The streams are then smoothed to focus on low-frequency signals on time scales comparable to slicing motions. The EMG signal is filtered by a 5th order Butterworth filter with cutoff frequency 0.5 Hz. The tactile stream is smoothed by a moving mean filter with a 1 second trailing window. After these filters, each stream is normalized such that its values are between [0, 1].

While the EMG stream is sampled at approximately 160 Hz, the tactile data is sampled at approximately 6 Hz by the current infrastructure. To facilitate analysis, the EMG stream is resampled to the timestamps recorded by the tactile stream.

Finally, the ground-truth labels and associated timestamps are used to segment the EMG and tactile streams to focus on the desired activities. Each one is cut to start when the first instance of the desired task commences, and end when the last instance of the desired task concludes. It may thus include intermediary activities such as clearing the cutting board if subjects chose to do so in between task iterations, but this is sufficient for the current preliminary exploration.


Each subplot represents data from a different subject. Three cucumbers were completely sliced during the duration of each subplot.

Each subplot represents data from a different subject. Three potatoes were completely sliced during the duration of each subplot.

Each subplot in the above figures presents data from a different subject, and thus spans a different duration depending on how long the subject took to perform the task.

It can be seen that the muscle activity and hand pressure readings generally have similar overall trends and peak locations. The correlation coefficient averaged 0.66±0.12 for slicing cucumbers, and 0.61±0.05 for slicing potatoes. While more evaluation will be required to investigate this further, these correlations and qualitative results suggest that information from one modality contains useful information about the other modality, opening the possibility for using a sensor to predict data other than its directly intended stream.

As expected though, the correlation is not perfect since the modalities are fundamentally measuring different aspects of the person's activity; this therefore confirms that there is also valuable information to be gleaned by having both modalities present. Depending on the task, this can help inform which modality to select or how best to combine the streams in a learning pipeline.

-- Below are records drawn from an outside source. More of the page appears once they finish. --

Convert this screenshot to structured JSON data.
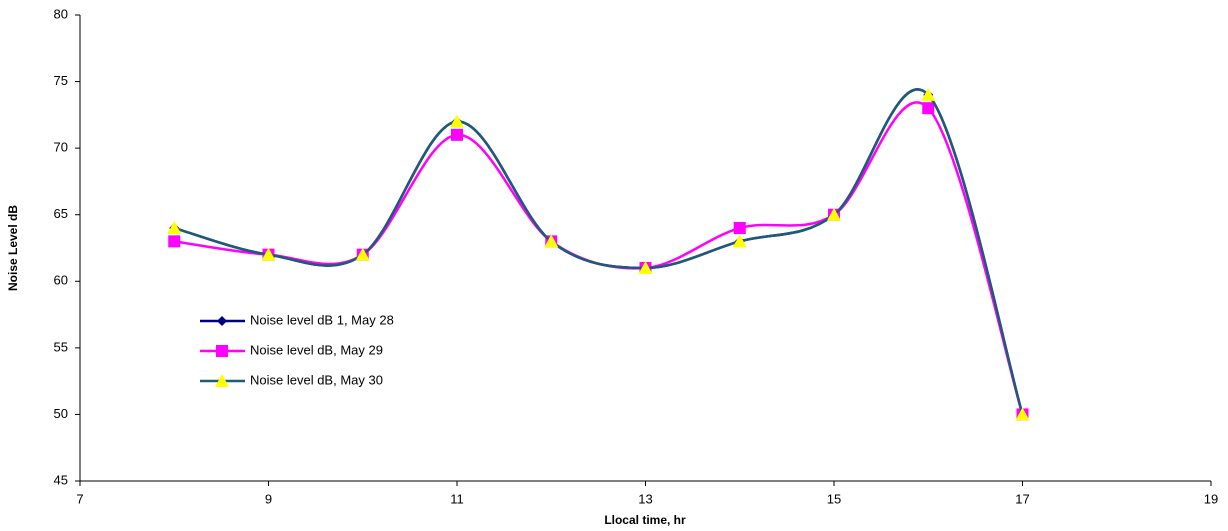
{
  "chart_data": {
    "type": "line",
    "x_label": "Llocal time, hr",
    "y_label": "Noise Level dB",
    "x": [
      8,
      9,
      10,
      11,
      12,
      13,
      14,
      15,
      16,
      17
    ],
    "series": [
      {
        "name": "Noise level dB 1, May 28",
        "color": "#000080",
        "marker": "diamond",
        "marker_color": "#000080",
        "values": [
          64,
          62,
          62,
          72,
          63,
          61,
          63,
          65,
          74,
          50
        ]
      },
      {
        "name": "Noise level dB, May 29",
        "color": "#ff00ff",
        "marker": "square",
        "marker_color": "#ff00ff",
        "values": [
          63,
          62,
          62,
          71,
          63,
          61,
          64,
          65,
          73,
          50
        ]
      },
      {
        "name": "Noise level dB, May 30",
        "color": "#1f5a78",
        "marker": "triangle",
        "marker_color": "#ffff00",
        "values": [
          64,
          62,
          62,
          72,
          63,
          61,
          63,
          65,
          74,
          50
        ]
      }
    ],
    "xlim": [
      7,
      19
    ],
    "xticks": [
      7,
      9,
      11,
      13,
      15,
      17,
      19
    ],
    "ylim": [
      45,
      80
    ],
    "yticks": [
      45,
      50,
      55,
      60,
      65,
      70,
      75,
      80
    ],
    "smooth": true,
    "grid": false
  }
}
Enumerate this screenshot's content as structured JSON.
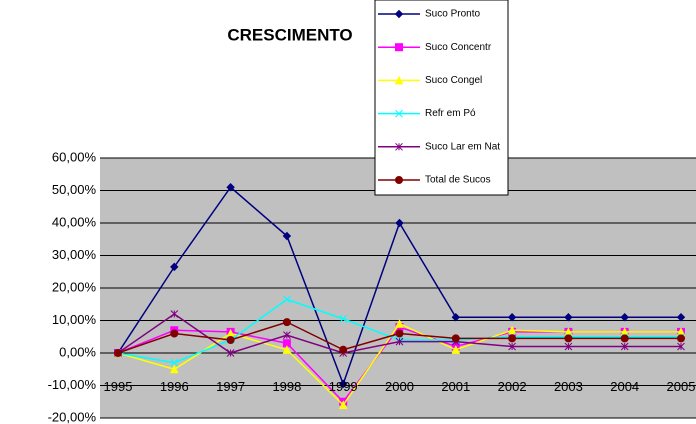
{
  "chart_data": {
    "type": "line",
    "title": "CRESCIMENTO",
    "categories": [
      "1995",
      "1996",
      "1997",
      "1998",
      "1999",
      "2000",
      "2001",
      "2002",
      "2003",
      "2004",
      "2005"
    ],
    "series": [
      {
        "name": "Suco Pronto",
        "color": "#000080",
        "values": [
          0,
          26.5,
          51,
          36,
          -9.5,
          40,
          11,
          11,
          11,
          11,
          11
        ]
      },
      {
        "name": "Suco Concentr",
        "color": "#ff00ff",
        "values": [
          0,
          7,
          6.5,
          3,
          -15,
          8,
          2,
          6.5,
          6.5,
          6.5,
          6.5
        ]
      },
      {
        "name": "Suco Congel",
        "color": "#ffff00",
        "values": [
          0,
          -5,
          6,
          1,
          -16,
          9,
          1,
          7,
          6.5,
          6.5,
          6.5
        ]
      },
      {
        "name": "Refr em Pó",
        "color": "#00ffff",
        "values": [
          0,
          -3,
          4,
          16.5,
          10.5,
          4,
          4,
          5,
          5,
          5,
          5
        ]
      },
      {
        "name": "Suco Lar em Nat",
        "color": "#800080",
        "values": [
          0,
          12,
          0,
          5.5,
          0,
          3.5,
          3.5,
          2,
          2,
          2,
          2
        ]
      },
      {
        "name": "Total de Sucos",
        "color": "#800000",
        "values": [
          0,
          6,
          4,
          9.5,
          1,
          6,
          4.5,
          4.5,
          4.5,
          4.5,
          4.5
        ]
      }
    ],
    "ylim": [
      -20,
      60
    ],
    "yticks": [
      {
        "value": -20,
        "label": "-20,00%"
      },
      {
        "value": -10,
        "label": "-10,00%"
      },
      {
        "value": 0,
        "label": "0,00%"
      },
      {
        "value": 10,
        "label": "10,00%"
      },
      {
        "value": 20,
        "label": "20,00%"
      },
      {
        "value": 30,
        "label": "30,00%"
      },
      {
        "value": 40,
        "label": "40,00%"
      },
      {
        "value": 50,
        "label": "50,00%"
      },
      {
        "value": 60,
        "label": "60,00%"
      }
    ],
    "grid": true
  }
}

In addition to comparing the two modalities to each other, the signals also suggest valuable information about the task. Each subplot spans three iterations of the activity, i.e. slicing three cucumbers or three potatoes. For many of the subjects, these three segments can be clearly identified by inspection of the overall activation trends; for other subjects, these may be clouded by intermediary tasks such as clearing the cutting board. Furthermore, the peaks within each iteration may represent individual slicing actions. It can be seen that the number of slices was variable between subjects, but that there was typically a consistent cadence to the activity. The potato slices are often more salient than cucumber slices, which may be related to the vegetable hardness, the required technique, or the amount of practice the subjects had wearing the sensors since potatoes were always sliced after cucumbers.

The preliminary exploration thus suggests that the data may facilitate automatic labeling and fine-grained action segmentation. Future investigations can explore this more rigorously, such as by adjusting the filtering to highlight the desired peaks, by augmenting the analysis with additional data streams such as audio to hear when the knife contacts the table, or by comparing with manually annotated video data.